Broad authority for the governor to regulate state S&Ls as a group or on an individual basis, in effect through June 30, 1986.
* Legislation permitting appointment of conservators or receiverships, and pledges of collateral to the Federal Reserve to support borrowing from the Fed.
* Emergency appropriation of $1 million to the Board of Public Works for administrative costs of implementing the program.
* Creation of the Maryland Deposit Insurance Fund, within the Department of Licensing and Regulation, to assume assets and liabilities of MSSIC. Initially, all state chartered associations would be members. After June 1, associations with savings accounts of $25 million or more could remain members for: -- seven months while making application for federal insurance; -- three months after application for federal insurance is denied; -- one year if controlled directly or indirectly by an institution with federal insurance; -- one year after an association's assets exceed the $25 million threshold.
* S&Ls with assets in excess of $25 million that cannot qualify for federal insurance would be placed in conservatorship or receivership once those time limits were exhausted. S&Ls with assets of less than $25 million will stay in the state insurance fund until some other solution is devised. One solution might be to merge some of them. Others might eventually be forced to go out of business.
* Several proposals would help state S&Ls to qualify for federal insurance, which requires a 5 percent net worth for MSSIC S&Ls.

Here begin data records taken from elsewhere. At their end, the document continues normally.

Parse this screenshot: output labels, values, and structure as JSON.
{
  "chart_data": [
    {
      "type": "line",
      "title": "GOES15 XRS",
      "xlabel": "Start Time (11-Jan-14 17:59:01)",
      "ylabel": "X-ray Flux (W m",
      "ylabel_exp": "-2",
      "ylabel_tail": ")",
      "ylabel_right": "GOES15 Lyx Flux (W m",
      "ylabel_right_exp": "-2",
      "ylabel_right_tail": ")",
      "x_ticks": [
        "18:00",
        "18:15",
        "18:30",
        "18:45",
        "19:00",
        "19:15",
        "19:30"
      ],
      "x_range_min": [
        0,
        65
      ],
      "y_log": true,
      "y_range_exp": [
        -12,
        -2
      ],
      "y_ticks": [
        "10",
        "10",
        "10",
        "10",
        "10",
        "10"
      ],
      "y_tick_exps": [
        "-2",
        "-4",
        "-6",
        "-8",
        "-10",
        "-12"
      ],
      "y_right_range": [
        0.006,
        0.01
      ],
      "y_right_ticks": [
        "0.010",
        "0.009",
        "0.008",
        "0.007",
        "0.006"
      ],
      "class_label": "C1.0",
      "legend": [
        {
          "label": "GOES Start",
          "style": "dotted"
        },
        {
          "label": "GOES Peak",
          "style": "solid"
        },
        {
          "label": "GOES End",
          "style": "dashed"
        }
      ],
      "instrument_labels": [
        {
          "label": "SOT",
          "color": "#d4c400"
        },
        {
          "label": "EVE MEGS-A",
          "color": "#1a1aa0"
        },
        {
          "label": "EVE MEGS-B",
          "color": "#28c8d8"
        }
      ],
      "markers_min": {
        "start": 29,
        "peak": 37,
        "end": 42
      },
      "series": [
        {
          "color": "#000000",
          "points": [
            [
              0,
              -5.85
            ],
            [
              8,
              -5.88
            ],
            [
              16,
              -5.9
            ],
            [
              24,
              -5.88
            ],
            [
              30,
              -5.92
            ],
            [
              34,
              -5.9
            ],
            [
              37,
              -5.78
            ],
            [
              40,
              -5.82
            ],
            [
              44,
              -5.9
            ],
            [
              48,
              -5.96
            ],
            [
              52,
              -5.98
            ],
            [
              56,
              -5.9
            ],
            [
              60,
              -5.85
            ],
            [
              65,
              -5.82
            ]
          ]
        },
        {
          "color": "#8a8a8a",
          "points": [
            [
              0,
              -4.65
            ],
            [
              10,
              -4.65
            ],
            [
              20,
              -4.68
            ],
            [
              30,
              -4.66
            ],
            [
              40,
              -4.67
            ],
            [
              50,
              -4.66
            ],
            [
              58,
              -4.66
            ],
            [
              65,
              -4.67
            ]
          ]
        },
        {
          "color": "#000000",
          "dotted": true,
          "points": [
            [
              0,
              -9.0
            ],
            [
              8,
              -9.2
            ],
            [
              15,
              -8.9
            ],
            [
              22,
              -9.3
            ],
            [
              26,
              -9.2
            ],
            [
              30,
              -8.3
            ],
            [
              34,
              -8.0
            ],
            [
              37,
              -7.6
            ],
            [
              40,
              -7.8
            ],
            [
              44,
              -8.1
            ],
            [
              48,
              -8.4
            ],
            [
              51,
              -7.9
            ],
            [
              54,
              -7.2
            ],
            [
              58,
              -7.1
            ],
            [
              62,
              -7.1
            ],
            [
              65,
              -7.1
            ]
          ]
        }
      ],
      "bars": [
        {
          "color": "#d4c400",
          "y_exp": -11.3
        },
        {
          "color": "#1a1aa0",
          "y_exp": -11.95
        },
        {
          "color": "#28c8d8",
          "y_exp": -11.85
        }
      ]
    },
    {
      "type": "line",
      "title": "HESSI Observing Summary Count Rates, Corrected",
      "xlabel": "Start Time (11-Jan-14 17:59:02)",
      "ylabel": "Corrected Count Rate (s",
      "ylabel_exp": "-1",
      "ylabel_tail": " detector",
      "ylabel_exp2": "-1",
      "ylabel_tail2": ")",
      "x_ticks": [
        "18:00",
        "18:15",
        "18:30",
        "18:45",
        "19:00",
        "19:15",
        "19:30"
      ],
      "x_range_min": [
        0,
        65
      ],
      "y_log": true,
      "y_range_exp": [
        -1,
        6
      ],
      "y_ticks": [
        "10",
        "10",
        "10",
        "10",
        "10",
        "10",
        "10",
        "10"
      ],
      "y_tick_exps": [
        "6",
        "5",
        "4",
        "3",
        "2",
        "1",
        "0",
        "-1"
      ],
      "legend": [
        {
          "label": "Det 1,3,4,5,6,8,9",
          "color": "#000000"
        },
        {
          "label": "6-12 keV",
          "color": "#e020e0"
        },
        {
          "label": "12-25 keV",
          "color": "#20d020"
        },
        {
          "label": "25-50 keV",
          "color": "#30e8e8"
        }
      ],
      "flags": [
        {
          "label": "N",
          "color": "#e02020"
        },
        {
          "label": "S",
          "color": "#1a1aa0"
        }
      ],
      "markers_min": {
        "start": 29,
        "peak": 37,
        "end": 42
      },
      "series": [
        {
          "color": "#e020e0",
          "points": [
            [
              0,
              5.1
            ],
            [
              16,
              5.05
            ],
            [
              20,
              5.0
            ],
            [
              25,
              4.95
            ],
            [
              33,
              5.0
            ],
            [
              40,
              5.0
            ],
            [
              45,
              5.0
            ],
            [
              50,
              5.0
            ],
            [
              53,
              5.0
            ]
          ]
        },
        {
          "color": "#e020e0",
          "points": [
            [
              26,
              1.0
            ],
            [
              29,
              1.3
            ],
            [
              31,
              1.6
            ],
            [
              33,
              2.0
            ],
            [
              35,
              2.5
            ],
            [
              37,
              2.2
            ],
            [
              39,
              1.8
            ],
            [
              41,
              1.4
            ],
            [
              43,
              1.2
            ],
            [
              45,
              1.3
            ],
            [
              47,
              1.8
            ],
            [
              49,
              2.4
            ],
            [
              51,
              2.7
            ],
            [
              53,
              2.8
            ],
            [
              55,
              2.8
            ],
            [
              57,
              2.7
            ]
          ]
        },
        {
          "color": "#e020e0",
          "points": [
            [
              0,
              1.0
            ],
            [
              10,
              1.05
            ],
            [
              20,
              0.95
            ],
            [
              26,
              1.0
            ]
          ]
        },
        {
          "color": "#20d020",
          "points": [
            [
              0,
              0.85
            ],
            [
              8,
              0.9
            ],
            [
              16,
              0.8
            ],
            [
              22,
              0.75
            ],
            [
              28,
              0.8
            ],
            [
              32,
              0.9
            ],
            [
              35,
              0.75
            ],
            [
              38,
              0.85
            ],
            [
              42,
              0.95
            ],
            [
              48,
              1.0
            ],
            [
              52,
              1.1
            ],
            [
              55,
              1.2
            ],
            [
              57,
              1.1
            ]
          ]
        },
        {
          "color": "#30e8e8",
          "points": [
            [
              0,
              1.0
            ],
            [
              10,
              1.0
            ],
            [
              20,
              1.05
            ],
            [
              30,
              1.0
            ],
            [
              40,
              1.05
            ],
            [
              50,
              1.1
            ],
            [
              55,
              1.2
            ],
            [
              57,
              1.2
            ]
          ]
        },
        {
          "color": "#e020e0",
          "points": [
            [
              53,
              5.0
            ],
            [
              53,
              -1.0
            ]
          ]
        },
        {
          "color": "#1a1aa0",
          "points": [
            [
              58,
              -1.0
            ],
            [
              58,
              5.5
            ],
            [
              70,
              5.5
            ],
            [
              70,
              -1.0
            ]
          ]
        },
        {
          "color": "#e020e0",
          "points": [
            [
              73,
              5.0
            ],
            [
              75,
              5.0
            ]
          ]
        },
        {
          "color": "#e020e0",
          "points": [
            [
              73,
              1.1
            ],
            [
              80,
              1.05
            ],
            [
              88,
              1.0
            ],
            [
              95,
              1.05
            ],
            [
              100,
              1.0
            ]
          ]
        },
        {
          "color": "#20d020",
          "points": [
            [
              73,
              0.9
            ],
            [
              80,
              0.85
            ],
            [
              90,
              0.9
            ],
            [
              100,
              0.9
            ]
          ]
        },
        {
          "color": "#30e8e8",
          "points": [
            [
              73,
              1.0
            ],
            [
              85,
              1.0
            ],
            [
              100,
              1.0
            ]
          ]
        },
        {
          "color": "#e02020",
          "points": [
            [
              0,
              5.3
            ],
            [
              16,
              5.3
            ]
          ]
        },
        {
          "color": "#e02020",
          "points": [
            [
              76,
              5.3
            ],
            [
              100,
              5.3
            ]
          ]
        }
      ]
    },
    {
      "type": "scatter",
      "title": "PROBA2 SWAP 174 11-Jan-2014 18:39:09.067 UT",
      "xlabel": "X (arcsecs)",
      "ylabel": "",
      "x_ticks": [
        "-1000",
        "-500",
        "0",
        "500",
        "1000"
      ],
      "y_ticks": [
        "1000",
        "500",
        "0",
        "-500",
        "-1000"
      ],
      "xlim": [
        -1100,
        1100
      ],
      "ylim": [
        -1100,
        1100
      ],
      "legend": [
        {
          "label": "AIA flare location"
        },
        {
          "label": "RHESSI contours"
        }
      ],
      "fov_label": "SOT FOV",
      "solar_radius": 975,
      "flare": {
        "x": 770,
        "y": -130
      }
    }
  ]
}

It means that a savings institution must have accessible funds equal to 5 percent of liability. One plan would allow those institutions that fall short of that to qualify by additional investments by owners or by being purchased by an in-state or out-of-state S&L or bank. The latter would be subject to approval by state and federal agencies. Under another proposal, the state would issue a note to the S&L in exchange for a net worth certificate, a document that would give the state control of the thrift's equity interest. The state-issued note would allow the thrift to meet the 5 percent requirement.
* Authorize a $200 million bond issue to fund the MDIC or to purchase net worth certificates.